The slow adoption of Artificial Intelligence (AI)-enabled agents that operate in dynamic real-world environments is in many instances due to the lack of model resilience and robustness to previously unseen real-world data, often leading to unpredictable behavior after deployment. This is true, for example, in commercial applications such as autonomous driving or human-robot interaction, and in military applications such as object recognition. It is therefore critical in many applications that the AI models generalize to new environment variations and scenarios. There are several approaches that one could consider, ranging from synthetic data augmentation approaches such as Sim2Real for robotics or incremental and continuous learning where an AI model dynamically adapts without forgetting what it has learned in the past. In this workshop, we seek novel advances in the development of AI models that are robust to distributional shifts in the data used to train AI models when deployed in dynamic environments. Emphasis will be placed on AI- models operating on multivariate time-series signals which are of relevance in signal processing.

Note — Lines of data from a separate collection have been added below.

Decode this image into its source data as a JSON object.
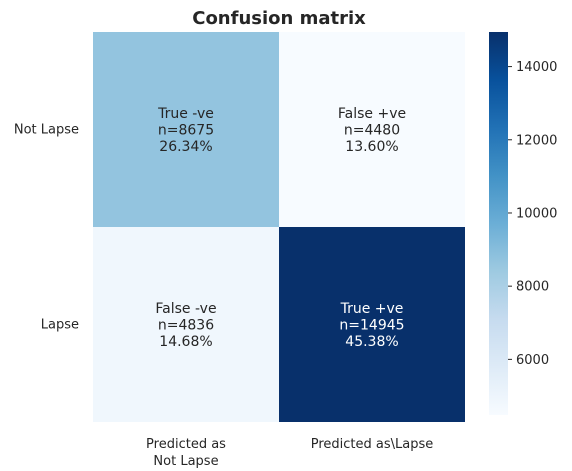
{
  "chart_data": {
    "type": "heatmap",
    "title": "Confusion matrix",
    "x_categories": [
      "Predicted as\nNot Lapse",
      "Predicted as\\Lapse"
    ],
    "y_categories": [
      "Not Lapse",
      "Lapse"
    ],
    "cells": [
      [
        {
          "value": 8675,
          "lines": [
            "True -ve",
            "n=8675",
            "26.34%"
          ]
        },
        {
          "value": 4480,
          "lines": [
            "False +ve",
            "n=4480",
            "13.60%"
          ]
        }
      ],
      [
        {
          "value": 4836,
          "lines": [
            "False -ve",
            "n=4836",
            "14.68%"
          ]
        },
        {
          "value": 14945,
          "lines": [
            "True +ve",
            "n=14945",
            "45.38%"
          ]
        }
      ]
    ],
    "colormap": "Blues",
    "colorbar": {
      "vmin": 4480,
      "vmax": 14945,
      "ticks": [
        6000,
        8000,
        10000,
        12000,
        14000
      ]
    },
    "grid": false
  }
}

Keywords: Artificial Intelligence, distributional shifts, continuous learning, decision support, autonomous systems, physics-informed models, Sim2Real

Organizers

Dr. Joel Goodman, Office of Naval Research (ONR), Arlingon, VA USA,
E: joel.i.goodman.civ@us.navy.mil

Dr. Shuowen Hu, DEVCOM Army Research Laboratory (ARL) Adelphi, MD USA,
E: shuowen.hu.civ@army.mil

Prof. Vikram Krishnamurthy, Cornell University, Ithaca NY USA,
E: vikramk@cornell.edu

Prof. Vishal Patel, Johns Hopkins University, Baltimore, MD USA,
E: vpatel36@jhu.edu

WebChair: Jay N. Paranjape, Johns Hopkins University, Baltimore, MD USA,
E: jparanj1@jhu.edu

Program Details

Duration: Full Day

Expected number of attendees: 50-100

Publication of the workshop papers at the IEEE Xplore Digital Library: Yes

Planned composition:
Overview (0.5 hr, by organizers)
Confirmed Keynote: Prof. Dinesh Manocha, University of Maryland, College Park (1 hr)
Panel discussion (1 hr)
2 Invited presentations (1 hr)
6-8 regular papers (3 - 4 hrs)
Poster Session (1- 2 hrs)

Diversity Inclusion and Ethical Issues

This workshop will promote an inclusive and equitable culture that welcomes, engages, and rewards all who contribute to the field, without regard to race, religion, gender, disability, age, national origin, sexual orientation, gender identity, or gender expression. We will work to ensure that any data or open-source material that our attendees have access to as a part of this workshop is free of explicit or implicit bias.